Alertaram-me em tempo: eu já sabia, antes da ereção, que a próxima streaper, na verdade, era um cara, um renomado advogado trabalhista que dava um trabalho danado nas cortes do tribunal de justiça do condado. Pensei: “Bem, vou me divertir um pouquinho e curtir o streap até o ponto em que esse sujeito permanecer de tanga, antes que a velha clava varicosa dê o ar de sua graça”. Não achei nada engraçado quando uns caras começaram a se beijar na mesa ao lado. Eu não estava acostumado ao amor livre em todas as suas vertentes. Dou a minha mão à palmatória, já que não darei o rabo. Aquele lance de frequentar um “prostíbulo unissex” (foi o que alguém disse) começava a me dar nos nervos. Pressenti que tinha sido um erro sair com uma corja que eu pouco conhecia, depois de termos passado o dia enchendo o toba (não no sentido literal) com terebintina e comendo bistecas de animais não identificados, por ocasião do batizado do neto do senador da república. Se eu não fosse ateu, Deus talvez ouvisse a minha súplica e direcionasse um de seus raios certeiros sobre aquela pocilga. Quando eu soube da tabela de preços do bordel, que a dose de uísque custava escandalosos cinquenta pilas, o mesmo preço pago por uma botija de água mineral, ou por uma sessão de sexo oral, ou por um voto a vereador, ou por uma porção de baratas gourmetizadas ou por um maço dos famosos cigarros Canceres (importados da “Laranja Mecânica”, de Anthony Burgess), fiquei ainda mais indignado.

No ponto alto da noite (parecia o fundo do poço para mim), o cerimonial do prostíbulo (um apresentador macilento que se parecia à beça com o Soldado Desconhecido) anunciou que dariam início ao grande prêmio: o leilão de uma jovem mexicana virgem ilegal, cujo lance inicial era de cinco cestas básicas com panetone e tudo (o Natal se aproximava; um cara se aproximava, perigosamente, de mim também; cismei).
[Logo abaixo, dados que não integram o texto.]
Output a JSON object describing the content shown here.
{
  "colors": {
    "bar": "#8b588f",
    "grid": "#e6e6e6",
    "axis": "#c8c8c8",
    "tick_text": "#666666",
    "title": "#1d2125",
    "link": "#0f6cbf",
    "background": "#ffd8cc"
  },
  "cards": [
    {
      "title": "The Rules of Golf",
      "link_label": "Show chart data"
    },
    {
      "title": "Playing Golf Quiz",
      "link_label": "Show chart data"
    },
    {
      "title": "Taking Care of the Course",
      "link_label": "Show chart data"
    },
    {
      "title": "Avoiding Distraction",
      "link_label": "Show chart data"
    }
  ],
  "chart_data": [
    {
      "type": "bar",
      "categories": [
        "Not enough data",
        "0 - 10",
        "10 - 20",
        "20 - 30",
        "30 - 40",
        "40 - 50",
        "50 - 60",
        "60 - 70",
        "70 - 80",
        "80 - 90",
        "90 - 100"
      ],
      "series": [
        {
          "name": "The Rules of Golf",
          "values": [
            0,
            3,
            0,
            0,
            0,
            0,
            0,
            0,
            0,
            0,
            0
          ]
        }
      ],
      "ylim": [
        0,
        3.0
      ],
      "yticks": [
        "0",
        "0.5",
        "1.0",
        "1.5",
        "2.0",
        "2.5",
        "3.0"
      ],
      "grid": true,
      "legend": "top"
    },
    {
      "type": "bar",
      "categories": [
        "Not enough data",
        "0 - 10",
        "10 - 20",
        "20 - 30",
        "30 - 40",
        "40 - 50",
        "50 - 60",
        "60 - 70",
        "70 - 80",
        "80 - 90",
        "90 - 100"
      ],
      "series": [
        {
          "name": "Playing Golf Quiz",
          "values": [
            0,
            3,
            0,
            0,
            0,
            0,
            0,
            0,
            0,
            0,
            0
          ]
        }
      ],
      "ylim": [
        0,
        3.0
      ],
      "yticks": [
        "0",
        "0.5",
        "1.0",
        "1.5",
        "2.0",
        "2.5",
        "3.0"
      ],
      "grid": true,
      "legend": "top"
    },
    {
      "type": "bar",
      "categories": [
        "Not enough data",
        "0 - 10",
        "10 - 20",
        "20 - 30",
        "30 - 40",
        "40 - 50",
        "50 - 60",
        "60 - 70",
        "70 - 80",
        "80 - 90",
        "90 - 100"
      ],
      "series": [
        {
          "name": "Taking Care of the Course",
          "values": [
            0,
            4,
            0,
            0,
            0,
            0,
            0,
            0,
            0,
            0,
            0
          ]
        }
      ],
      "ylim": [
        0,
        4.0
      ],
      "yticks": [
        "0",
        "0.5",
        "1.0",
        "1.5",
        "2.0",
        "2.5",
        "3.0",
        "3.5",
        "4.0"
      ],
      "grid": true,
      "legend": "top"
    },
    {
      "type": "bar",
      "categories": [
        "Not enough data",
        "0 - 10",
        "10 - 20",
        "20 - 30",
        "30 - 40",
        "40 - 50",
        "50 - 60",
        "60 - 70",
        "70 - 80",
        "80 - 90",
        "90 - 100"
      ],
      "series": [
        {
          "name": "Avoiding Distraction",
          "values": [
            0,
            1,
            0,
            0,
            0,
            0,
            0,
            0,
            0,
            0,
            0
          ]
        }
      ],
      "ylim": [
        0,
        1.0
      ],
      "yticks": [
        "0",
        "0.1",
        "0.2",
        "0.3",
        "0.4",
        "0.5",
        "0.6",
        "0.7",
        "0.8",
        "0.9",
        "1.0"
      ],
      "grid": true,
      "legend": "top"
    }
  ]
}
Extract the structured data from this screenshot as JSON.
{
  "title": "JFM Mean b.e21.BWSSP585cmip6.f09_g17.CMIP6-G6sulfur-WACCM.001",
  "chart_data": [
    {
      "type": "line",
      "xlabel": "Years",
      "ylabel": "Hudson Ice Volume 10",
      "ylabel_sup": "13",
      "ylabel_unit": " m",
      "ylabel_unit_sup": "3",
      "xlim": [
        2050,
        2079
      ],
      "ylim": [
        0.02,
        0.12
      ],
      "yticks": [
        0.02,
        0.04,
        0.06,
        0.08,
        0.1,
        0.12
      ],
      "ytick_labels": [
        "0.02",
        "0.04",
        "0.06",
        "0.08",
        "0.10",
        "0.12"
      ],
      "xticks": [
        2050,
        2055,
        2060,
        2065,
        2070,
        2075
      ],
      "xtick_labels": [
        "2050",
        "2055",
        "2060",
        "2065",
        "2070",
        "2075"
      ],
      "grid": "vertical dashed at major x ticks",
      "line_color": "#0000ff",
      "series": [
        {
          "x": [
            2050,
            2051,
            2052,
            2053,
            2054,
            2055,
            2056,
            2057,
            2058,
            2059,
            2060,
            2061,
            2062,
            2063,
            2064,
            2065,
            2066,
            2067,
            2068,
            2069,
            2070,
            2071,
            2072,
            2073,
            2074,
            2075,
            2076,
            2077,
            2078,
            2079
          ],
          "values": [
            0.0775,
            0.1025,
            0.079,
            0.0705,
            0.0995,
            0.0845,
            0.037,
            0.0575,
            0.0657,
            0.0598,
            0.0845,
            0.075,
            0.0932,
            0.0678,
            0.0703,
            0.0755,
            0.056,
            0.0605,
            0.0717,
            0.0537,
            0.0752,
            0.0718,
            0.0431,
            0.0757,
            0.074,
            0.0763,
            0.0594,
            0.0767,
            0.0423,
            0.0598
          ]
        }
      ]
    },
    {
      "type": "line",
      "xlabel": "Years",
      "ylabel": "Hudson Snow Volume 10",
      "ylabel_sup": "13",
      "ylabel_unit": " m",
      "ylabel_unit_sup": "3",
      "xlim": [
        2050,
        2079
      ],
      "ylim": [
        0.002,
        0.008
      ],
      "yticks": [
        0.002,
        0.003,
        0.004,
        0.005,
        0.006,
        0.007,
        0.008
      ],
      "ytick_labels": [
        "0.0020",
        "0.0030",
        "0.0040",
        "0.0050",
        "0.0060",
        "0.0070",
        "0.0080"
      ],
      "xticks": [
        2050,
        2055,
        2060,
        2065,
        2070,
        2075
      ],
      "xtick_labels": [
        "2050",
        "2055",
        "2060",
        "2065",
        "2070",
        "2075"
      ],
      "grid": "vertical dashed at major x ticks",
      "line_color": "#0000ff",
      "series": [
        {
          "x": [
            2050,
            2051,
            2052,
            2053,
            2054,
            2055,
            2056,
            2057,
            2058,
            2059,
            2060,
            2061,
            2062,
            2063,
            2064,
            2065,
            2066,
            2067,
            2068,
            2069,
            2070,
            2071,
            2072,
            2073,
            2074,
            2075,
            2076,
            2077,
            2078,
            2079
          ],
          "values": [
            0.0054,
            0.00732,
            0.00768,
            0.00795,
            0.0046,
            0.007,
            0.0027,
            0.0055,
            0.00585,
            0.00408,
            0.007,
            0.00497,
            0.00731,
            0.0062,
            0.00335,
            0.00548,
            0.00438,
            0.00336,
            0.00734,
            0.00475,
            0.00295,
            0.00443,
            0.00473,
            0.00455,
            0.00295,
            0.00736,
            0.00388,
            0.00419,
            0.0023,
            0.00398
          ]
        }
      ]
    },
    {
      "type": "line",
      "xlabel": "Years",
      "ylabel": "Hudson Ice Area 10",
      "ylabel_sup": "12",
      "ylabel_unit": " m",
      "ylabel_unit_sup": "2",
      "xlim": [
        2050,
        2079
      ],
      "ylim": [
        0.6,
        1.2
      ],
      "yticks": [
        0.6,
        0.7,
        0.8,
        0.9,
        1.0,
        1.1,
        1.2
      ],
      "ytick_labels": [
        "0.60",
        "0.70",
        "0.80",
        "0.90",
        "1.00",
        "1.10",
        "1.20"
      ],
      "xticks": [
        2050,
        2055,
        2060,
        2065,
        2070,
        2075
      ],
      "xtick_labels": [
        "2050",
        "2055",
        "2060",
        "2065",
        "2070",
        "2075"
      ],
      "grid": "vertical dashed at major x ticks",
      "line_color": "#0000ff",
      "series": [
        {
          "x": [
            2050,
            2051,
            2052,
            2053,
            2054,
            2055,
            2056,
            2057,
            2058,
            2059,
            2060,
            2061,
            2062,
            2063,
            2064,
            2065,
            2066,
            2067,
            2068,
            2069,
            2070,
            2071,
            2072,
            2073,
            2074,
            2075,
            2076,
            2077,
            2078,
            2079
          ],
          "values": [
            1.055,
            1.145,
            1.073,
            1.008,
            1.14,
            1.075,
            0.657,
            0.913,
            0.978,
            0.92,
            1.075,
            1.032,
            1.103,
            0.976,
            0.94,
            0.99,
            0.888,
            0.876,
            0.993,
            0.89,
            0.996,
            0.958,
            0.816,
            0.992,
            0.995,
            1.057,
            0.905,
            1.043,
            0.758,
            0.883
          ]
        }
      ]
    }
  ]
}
O cabaré ferveu. Alguém tirou a esvoaçante música dos Stones e meteu a “Galopeira”, em volume descomunal, cantada pela voz esganiçada do Chitãozinho. Executivos tiraram os paletós. Mulheres tiraram as calcinhas. Eu já ia tirando o meu time de campo quando testemunhei um velho moribundo (se dependesse de mim, ele já devia ter morrido há tempos) que, não apenas largou as muletas e se levantou, mas, caminhou cambaleando até o balcão e pediu mais uma dose de aguarrás ao barman. Os milagres não pararam por aí. Acabou a energia elétrica e eu tive que interromper essa história. Continua num dia qualquer, se Deus quiser, se a luz voltar e a minha raiva também.